The US dollar was reported weaker yesterday making oil cheaper for holders of other currencies. The US Dollar Index, a measure of the value of the greenback against a weighted basket of major currencies, was down 0.05% at 104.19.
It will be recalled that earlier this week, the International Monetary Fund’s managing director warned that a third of the world’s economies may slide into a recession this year.
US crude oil stocks rose by 3.3 million barrels last week, while gasoline stocks jumped 1.2 million barrels, according to market sources citing data from the American Petroleum Institute.
The indicator, which shows the level of oil and product stored, gives an overview of US petroleum demand. If the increase in crude inventories is more than expected, it implies weaker demand and is bearish for crude prices.

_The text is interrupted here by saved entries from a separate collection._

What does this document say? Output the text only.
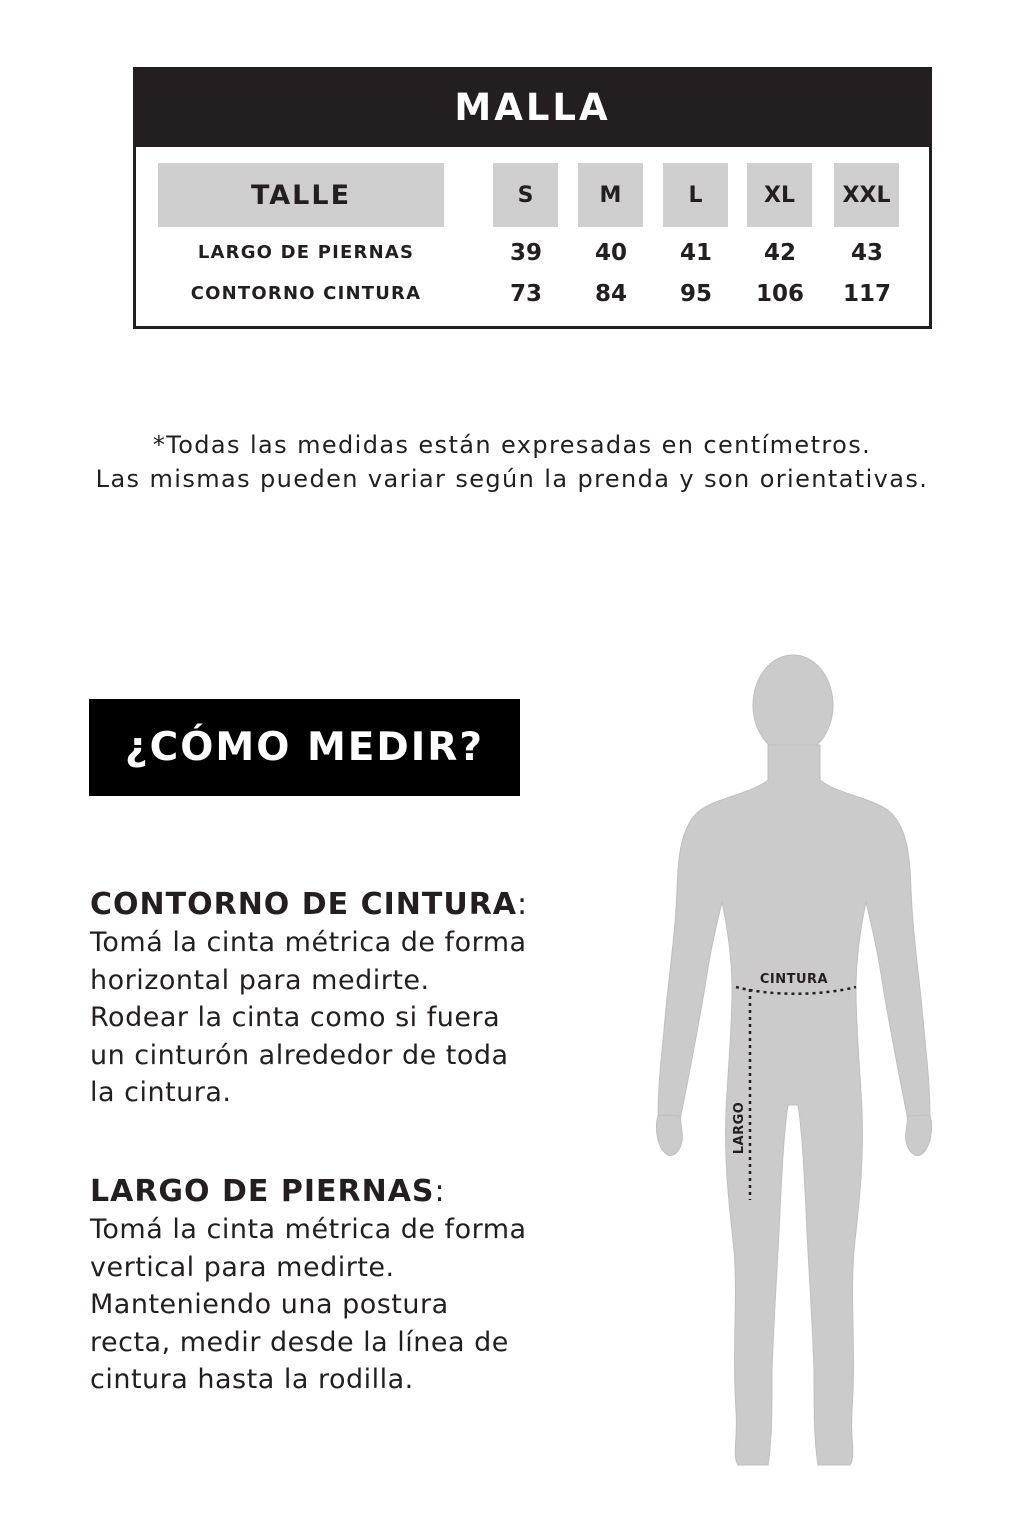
MALLA
TALLE	S	M	L	XL	XXL
LARGO DE PIERNAS	39	40	41	42	43
CONTORNO CINTURA	73	84	95	106	117
*Todas las medidas están expresadas en centímetros.
Las mismas pueden variar según la prenda y son orientativas.
¿CÓMO MEDIR?
CONTORNO DE CINTURA:

Tomá la cinta métrica de forma

horizontal para medirte.

Rodear la cinta como si fuera

un cinturón alrededor de toda

la cintura.

LARGO DE PIERNAS:

Tomá la cinta métrica de forma

vertical para medirte.

Manteniendo una postura

recta, medir desde la línea de

cintura hasta la rodilla.

CINTURA
LARGO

Minutes from the Federal Open Market Committee’s December meeting showed that the US Federal Reserve would continue to fight inflation and warned that “an unwarranted easing in financial conditions … would complicate the committee’s effort to restore price stability”.
Officials also acknowledged that they had made “significant progress” in moving towards a “sufficiently restrictive” stance of monetary policy, according to a statement on the central bank’s website.
Last month, the Fed raised its interest rates by 50 basis points to curb inflation that hit a four-decade high in June 2022 and indicated that more increases are planned this year. The Fed raised interest rates seven times in 2022.
“One thing which is pretty much crystal from the event last night is that it will be wrong to think that the Fed will begin the process of interest rate cuts this year,” Naeem Islam, chief market analyst at AvaTrade, said.
“More importantly, the risk of a policy mistake taking place is once again sky-high.”
The next FOMC meeting will take place on January 31 and February 1, with markets expecting an increase of 25 basis points. On Wednesday, Swiss bank UBS said it expects Brent to trade at $110 a barrel in mid-2023, while WTI is estimated to average $107 a barrel.
China’s reopening may result in oil demand hitting a “record high” in the second half of this year, the Swiss lender said in a research note.
“Meanwhile, Russian oil production should fall in 2023 due to the European Union’s embargo on Russian crude and refined products,” UBS strategists said.
An increase in production outside the OPEC+ group of countries is expected to be modest, given years of underinvestment in new oil and gas projects, they said.
In its December oil market report, the International Energy Agency increased its global oil demand growth estimate for 2023 based on rising crude consumption in India, China and the Middle East. The agency expects oil demand to grow by 1.7 million barrels per day in 2023, up from its previous estimate of 1.6 million.